What are the symptoms of Tennis Elbow?
Tennis albow is characterized by pain on the outer side of the elbow, near a boney prominence we call the lateral epicondyle….hence the name. The pain can be quite severe and quite disabling. At it’s worst, you will have difficulty even lifting up a cup of coffee in the morning.
The onset of symptoms can be abrupt or acute, or the elbow pain can build up slowly over time.
Treatment of Tennis Elbow.
Treatment is geared towards eliminating offending activities, ice, stretching, perhaps even counter force bracing. Absent any success with simple these simple methods we may try injections and even surgery to alleviate your discomfort.
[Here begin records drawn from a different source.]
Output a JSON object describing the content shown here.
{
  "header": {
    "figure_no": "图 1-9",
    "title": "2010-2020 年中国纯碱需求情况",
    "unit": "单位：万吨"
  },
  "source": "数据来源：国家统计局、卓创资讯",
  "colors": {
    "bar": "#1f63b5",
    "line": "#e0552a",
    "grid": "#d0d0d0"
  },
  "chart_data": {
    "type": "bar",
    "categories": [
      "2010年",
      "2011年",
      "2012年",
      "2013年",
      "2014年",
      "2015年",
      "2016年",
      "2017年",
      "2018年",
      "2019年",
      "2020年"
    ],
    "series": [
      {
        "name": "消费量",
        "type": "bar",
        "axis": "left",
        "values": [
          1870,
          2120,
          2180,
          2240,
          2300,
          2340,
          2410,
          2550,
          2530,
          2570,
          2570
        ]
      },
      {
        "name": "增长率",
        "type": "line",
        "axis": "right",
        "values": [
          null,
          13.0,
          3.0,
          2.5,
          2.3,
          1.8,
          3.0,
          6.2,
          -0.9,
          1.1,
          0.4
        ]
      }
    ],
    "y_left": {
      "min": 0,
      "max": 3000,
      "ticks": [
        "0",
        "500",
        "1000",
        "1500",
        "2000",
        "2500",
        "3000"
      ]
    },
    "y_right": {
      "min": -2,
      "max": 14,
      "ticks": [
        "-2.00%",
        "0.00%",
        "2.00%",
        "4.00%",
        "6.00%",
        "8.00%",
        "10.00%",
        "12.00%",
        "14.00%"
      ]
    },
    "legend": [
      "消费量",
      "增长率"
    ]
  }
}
A recent article in the NY Times demonstrates how a simple $20 eight inch rubber bar alleviated symptoms that months of injections and formal physical therapy couldn’t.
Many patients who have failed to improve with rest, ice, and therapy also chose to try a platelet rich plasma (PRP) injection prior to considering surgery.
Bottom line, in most people, the pain of tennis elbow is usually self limiting and will go away spontaneously. In those who have very severe pain, a “flexbar” program may help and an injection to “cool down” the elbow may allow you to perform the exercises with less discomfort. Only if you fail to improve with these modalities and the pain significantly interferes with your quality of life should you need to find yourself considering surgery.
Alternatives for treatment of lateral epicondylitis (tennis elbow) are physical therapy, steroid injections, stretching, medications, and PRP. You can also simply wait and see if the pain subsides spontaneously. Surgery, as usual, is the last option… and it will be a decision made by YOU, because you feel that your quality of life is limited to the point where you feel the potential benefits of surgery outweigh the potential risks of surgery (infection, stiffness, incomplete pain relief).